Saturday, November 19, 2011

No. 929 – The Dolphin’s Cry


Performer: Live
Songwriter: Ed Kowalczyk
Original Release: The Distance To Here
Year: 1999
Definitive Version: None

After the Reds’ brutal collapse at the end of the 1999 season denied me my first postseason game, I regrouped and set my sights on Atlanta. When World Series tickets went on sale, I bought two in the upper deck. Now all I had to do was root for the Braves to make it there.

This was a risk to be sure, because the Braves had failed on their previous two attempts to make it back to the World Series, and I had lost $30 on my Ticketbastard bet that the Reds would make it to the playoffs. (For the uninformed, if you buy postseason tickets from the box office, and the team doesn’t make it, you get your money back minus Ticketbastard’s bogus service charge. This is not unlike the vig you pay at a Vegas sports book—Ticketbastard ALWAYS takes a piece of the action regardless.)

But it was a chance worth taking. First, the Braves had a good team. Second, I had free room-and-board at Debbie’s aunt’s house in Sandy Springs, north of town. The drive was only 9 hours from Columbus. It was a perfect set-up. I went for Game 1 on a Saturday, because I wanted to see the introductions and the teams all lined up on the first- and third-base lines.

Now all that needed to happen was the Braves to weave the wicket that the Reds could not and make it there. They had ripped through Houston in three straight and were up 1-0 on the Mets. It looked good.

It looked even better when they went up 3-0. I was one game away from my first postseason game—and a World Series game at that. But when the Mets were 2 innings from being eliminated, they got their game together. They pulled out Game 4 and won an epic Game 5. I was at work for Game 6, and before anyone knew what was happening, the Mets had scored 5 runs. What in the name of the Curse of Will’s Postseason Bid was going on here? First the Reds, now the Braves?

Dave, of course, was in heaven. To say he’s a Mets fan would be like saying Kim Kardashian doesn’t hate attention. Dave is MetsGuyInMichigan; he bleeds Mets orange and blue. The Mets, of course, had put the final nail in the coffin of the Reds season—not that the Reds ever should have let them have that chance, but that’s a different story. Now they’re going to do the impossible and climb out of a 3-0 hole to kill my postseason bid a second time?

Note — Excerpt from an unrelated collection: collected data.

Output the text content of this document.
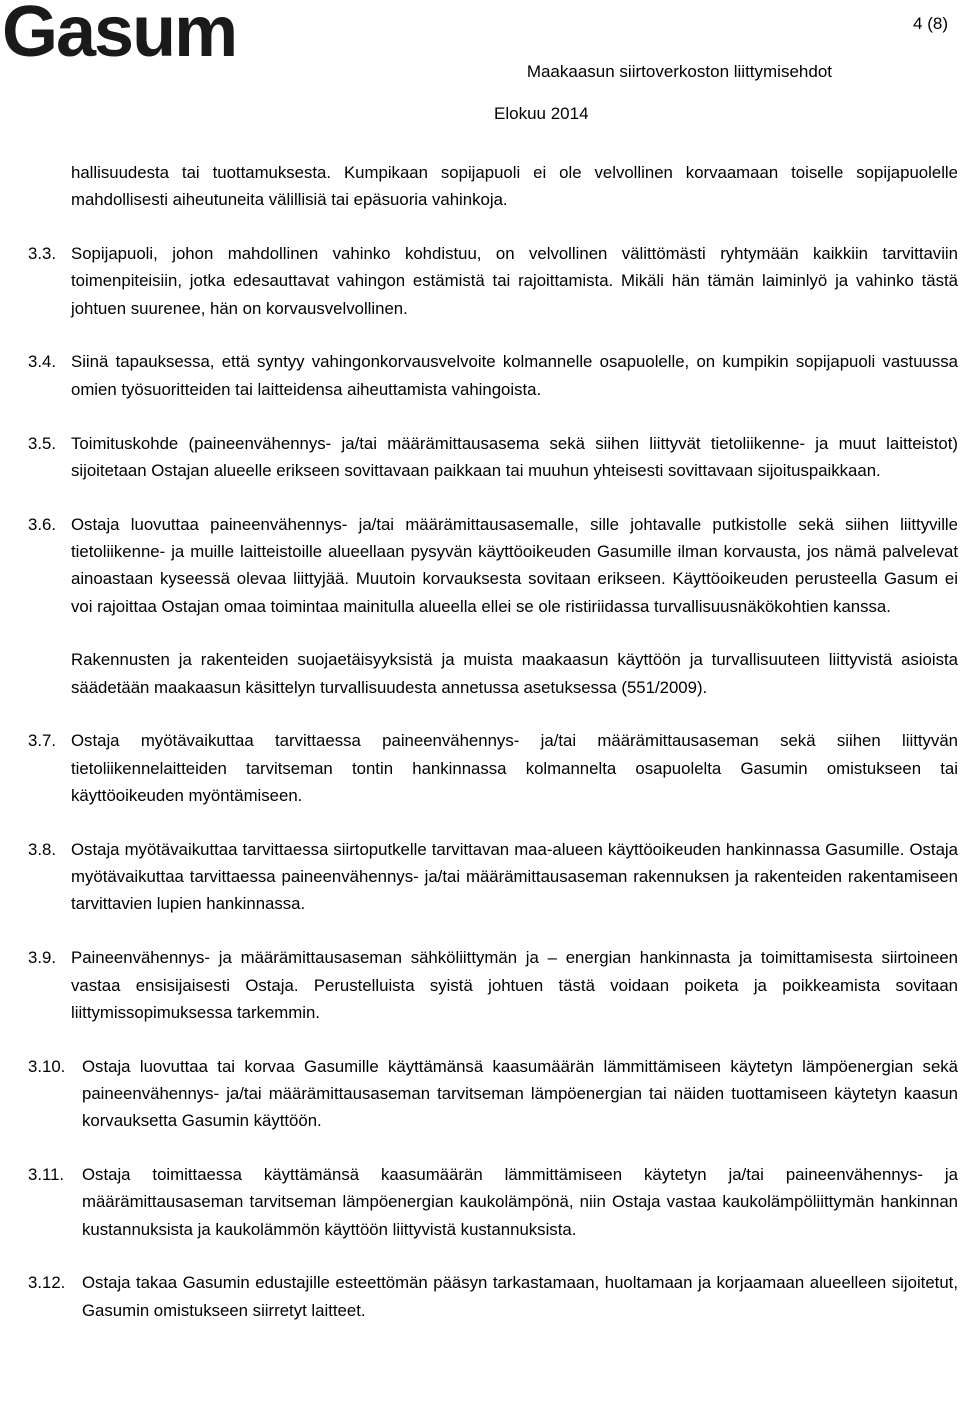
Gasum	4 (8)
Maakaasun siirtoverkoston liittymisehdot
Elokuu 2014

hallisuudesta tai tuottamuksesta. Kumpikaan sopijapuoli ei ole velvollinen korvaamaan toiselle sopijapuolelle mahdollisesti aiheutuneita välillisiä tai epäsuoria vahinkoja.

3.3. Sopijapuoli, johon mahdollinen vahinko kohdistuu, on velvollinen välittömästi ryhtymään kaikkiin tarvittaviin toimenpiteisiin, jotka edesauttavat vahingon estämistä tai rajoittamista. Mikäli hän tämän laiminlyö ja vahinko tästä johtuen suurenee, hän on korvausvelvollinen.

3.4. Siinä tapauksessa, että syntyy vahingonkorvausvelvoite kolmannelle osapuolelle, on kumpikin sopijapuoli vastuussa omien työsuoritteiden tai laitteidensa aiheuttamista vahingoista.

3.5. Toimituskohde (paineenvähennys- ja/tai määrämittausasema sekä siihen liittyvät tietoliikenne- ja muut laitteistot) sijoitetaan Ostajan alueelle erikseen sovittavaan paikkaan tai muuhun yhteisesti sovittavaan sijoituspaikkaan.

3.6. Ostaja luovuttaa paineenvähennys- ja/tai määrämittausasemalle, sille johtavalle putkistolle sekä siihen liittyville tietoliikenne- ja muille laitteistoille alueellaan pysyvän käyttöoikeuden Gasumille ilman korvausta, jos nämä palvelevat ainoastaan kyseessä olevaa liittyjää. Muutoin korvauksesta sovitaan erikseen. Käyttöoikeuden perusteella Gasum ei voi rajoittaa Ostajan omaa toimintaa mainitulla alueella ellei se ole ristiriidassa turvallisuusnäkökohtien kanssa.

Rakennusten ja rakenteiden suojaetäisyyksistä ja muista maakaasun käyttöön ja turvallisuuteen liittyvistä asioista säädetään maakaasun käsittelyn turvallisuudesta annetussa asetuksessa (551/2009).

3.7. Ostaja myötävaikuttaa tarvittaessa paineenvähennys- ja/tai määrämittausaseman sekä siihen liittyvän tietoliikennelaitteiden tarvitseman tontin hankinnassa kolmannelta osapuolelta Gasumin omistukseen tai käyttöoikeuden myöntämiseen.

3.8. Ostaja myötävaikuttaa tarvittaessa siirtoputkelle tarvittavan maa-alueen käyttöoikeuden hankinnassa Gasumille. Ostaja myötävaikuttaa tarvittaessa paineenvähennys- ja/tai määrämittausaseman rakennuksen ja rakenteiden rakentamiseen tarvittavien lupien hankinnassa.

3.9. Paineenvähennys- ja määrämittausaseman sähköliittymän ja – energian hankinnasta ja toimittamisesta siirtoineen vastaa ensisijaisesti Ostaja. Perustelluista syistä johtuen tästä voidaan poiketa ja poikkeamista sovitaan liittymissopimuksessa tarkemmin.

3.10. Ostaja luovuttaa tai korvaa Gasumille käyttämänsä kaasumäärän lämmittämiseen käytetyn lämpöenergian sekä paineenvähennys- ja/tai määrämittausaseman tarvitseman lämpöenergian tai näiden tuottamiseen käytetyn kaasun korvauksetta Gasumin käyttöön.

3.11. Ostaja toimittaessa käyttämänsä kaasumäärän lämmittämiseen käytetyn ja/tai paineenvähennys- ja määrämittausaseman tarvitseman lämpöenergian kaukolämpönä, niin Ostaja vastaa kaukolämpöliittymän hankinnan kustannuksista ja kaukolämmön käyttöön liittyvistä kustannuksista.

3.12. Ostaja takaa Gasumin edustajille esteettömän pääsyn tarkastamaan, huoltamaan ja korjaamaan alueelleen sijoitetut, Gasumin omistukseen siirretyt laitteet.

No. The Braves weren’t ready to roll over. They got the 5 runs back. The Mets went back ahead; the Braves tied it up. The Mets again went in front; again the Braves said, not tonight, not this year. The Mets—AGAIN—took a lead in the 10th. (This was turning into a pretty amazing series, but I was in agony and getting next to nothing done at work.) But the Braves tied it and loaded the bases. They—and I—were 90 feet from going to the World Series.

Now Dave might have a slightly different opinion about what transpired next, but from this writer’s vantage point, I saw Kenny “The Great” Rogers throw an immortalizing pitch high and wide on a full count to Andruw Jones. No sooner had the pennant-winning run scored on a walk-off walk that I was on the phone to Debbie: WE are going to the World Series.

Somewhere some poor soul might have been calling (OK WAS calling) Rogers every name in the book, but I was doing the Yes-Yes dance with joy. And because Live had just put out a new album, I’d have something to listen to on the drive.